Comme le pointait l’Isped, «ces résultats ne permettent pas de conclure en termes de causalité par rapport aux émissions de polluants», mais «ils évoquent l’hypothèse d’un possible impact de l’activité industrielle développé dans la zone de Lacq sur la population résidant à proximité du site». Raison pour laquelle, selon l’Isped, des études complémentaires seraient nécessaires.
PAS D’AUTRES ÉTUDES ÉPIDÉMIOLOGIQUES
A la place, les autorités, qui n’ont jamais rendu cette étude publique, ont lancé en 2004 une étude de risque sanitaire (ERS) de zone menée sur cinq polluants (dioxyde de soufre, dioxyde de fluor, dichlorométhane, acétaldéhyde, oxyde d’éthylène), donnant lieu à des plans d’action et de gestion pour ces substances.
Elles ont en revanche écarté l’idée d’une nouvelle étude épidémiologique, comme l’avait recommandé l’Isped. Lors d’une audition par le Haut conseil de la santé publique (HCSP), un représentant de la direction départementale des affaires sociales et sanitaires (Ddass) des Pyrénées-Atlantiques[ii] en donnait une raison étonnante: «dans le cas de Lacq, la demande sociale vis-à-vis de l’environnement ou de problèmes de santé repérés n’est pas très importante. Le lancement d’une étude fait courir le risque, dès lors, de briser la paix sociale, la population étant amenée à penser que les investigations en cours sont motivées par la suspicion de problèmes».
UN «OUBLI» REMARQUÉ PAR LA COUR DES COMPTES
Fin janvier 2015, la Cour des comptes revenait sur la question, dans un référé sur la gestion publique de la mutation industrielle du bassin de Lacq: elle y observait aussi que la recommandation de l’Isped, appuyée par l’Institut de veille sanitaire (InVS), de mener d’autres travaux épidémiologiques, n’avait pas été suivie.
Dans sa réponse à la Cour des comptes, le ministère de l’écologie se montrait favorable à une étude épidémiologique, tandis que celui de la santé penchait plutôt pour une actualisation de l’étude de risque sanitaire (ERS) de zone, élargie à l’ensemble des pollutions passées.
Pour la Sepanso, «les études de risques sanitaires de zone (ERSz) ont leur utilité mais ne remplacent pas l’observation des études épidémiologiques. Les études ERSz sont des modélisations à partir de polluants identifiés pour une population donnée. Comme nous le disons et comme le souligne la Cour des comptes, elles ne prennent pas en compte la pollution globale et l’effet cocktail».
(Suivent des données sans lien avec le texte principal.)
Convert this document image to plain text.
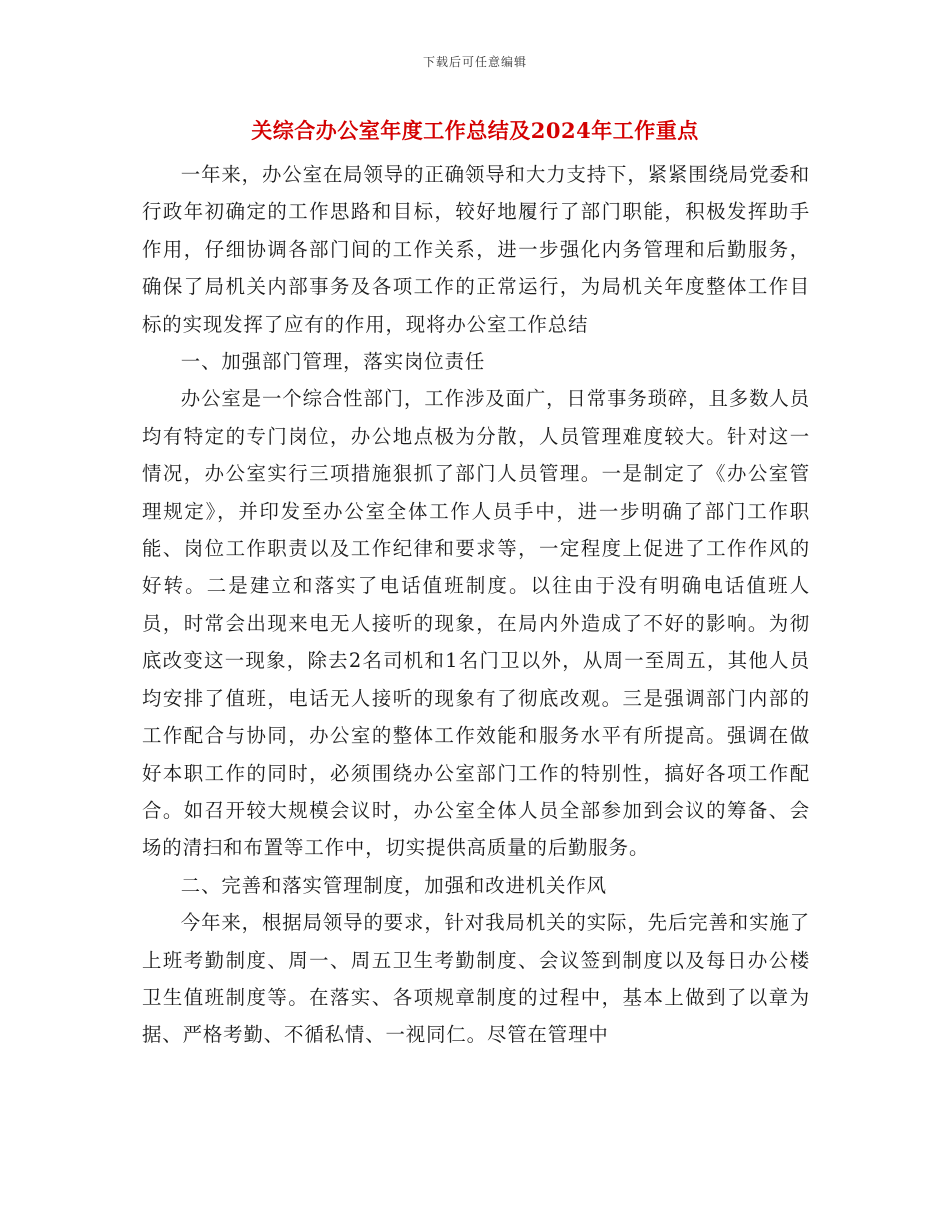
下载后可任意编辑
关综合办公室年度工作总结及2024年工作重点

一年来，办公室在局领导的正确领导和大力支持下，紧紧围绕局党委和行政年初确定的工作思路和目标，较好地履行了部门职能，积极发挥助手作用，仔细协调各部门间的工作关系，进一步强化内务管理和后勤服务，确保了局机关内部事务及各项工作的正常运行，为局机关年度整体工作目标的实现发挥了应有的作用，现将办公室工作总结

一、加强部门管理，落实岗位责任

办公室是一个综合性部门，工作涉及面广，日常事务琐碎，且多数人员均有特定的专门岗位，办公地点极为分散，人员管理难度较大。针对这一情况，办公室实行三项措施狠抓了部门人员管理。一是制定了《办公室管理规定》，并印发至办公室全体工作人员手中，进一步明确了部门工作职能、岗位工作职责以及工作纪律和要求等，一定程度上促进了工作作风的好转。二是建立和落实了电话值班制度。以往由于没有明确电话值班人员，时常会出现来电无人接听的现象，在局内外造成了不好的影响。为彻底改变这一现象，除去2名司机和1名门卫以外，从周一至周五，其他人员均安排了值班，电话无人接听的现象有了彻底改观。三是强调部门内部的工作配合与协同，办公室的整体工作效能和服务水平有所提高。强调在做好本职工作的同时，必须围绕办公室部门工作的特别性，搞好各项工作配合。如召开较大规模会议时，办公室全体人员全部参加到会议的筹备、会场的清扫和布置等工作中，切实提供高质量的后勤服务。

二、完善和落实管理制度，加强和改进机关作风

今年来，根据局领导的要求，针对我局机关的实际，先后完善和实施了上班考勤制度、周一、周五卫生考勤制度、会议签到制度以及每日办公楼卫生值班制度等。在落实、各项规章制度的过程中，基本上做到了以章为据、严格考勤、不循私情、一视同仁。尽管在管理中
Appuyée par plusieurs élus locaux, l’association estime que «la prétendue ‘culture du risque industriel’ dont se vantent industriels, politiques et leurs communicants est inexistante à Lacq. Les risques sont passés sous silence. Tout a été fait et continue à être fait depuis 2002 pour occulter l’étude de l’Isped: il y a bien une surmortalité à Lacq».
[i] Société pour l'Étude, la Protection et l'Aménagement de la Nature dans le Sud-Ouest
[ii] Les Ddass ont depuis été absorbées par les agences régionales de santé (ARS).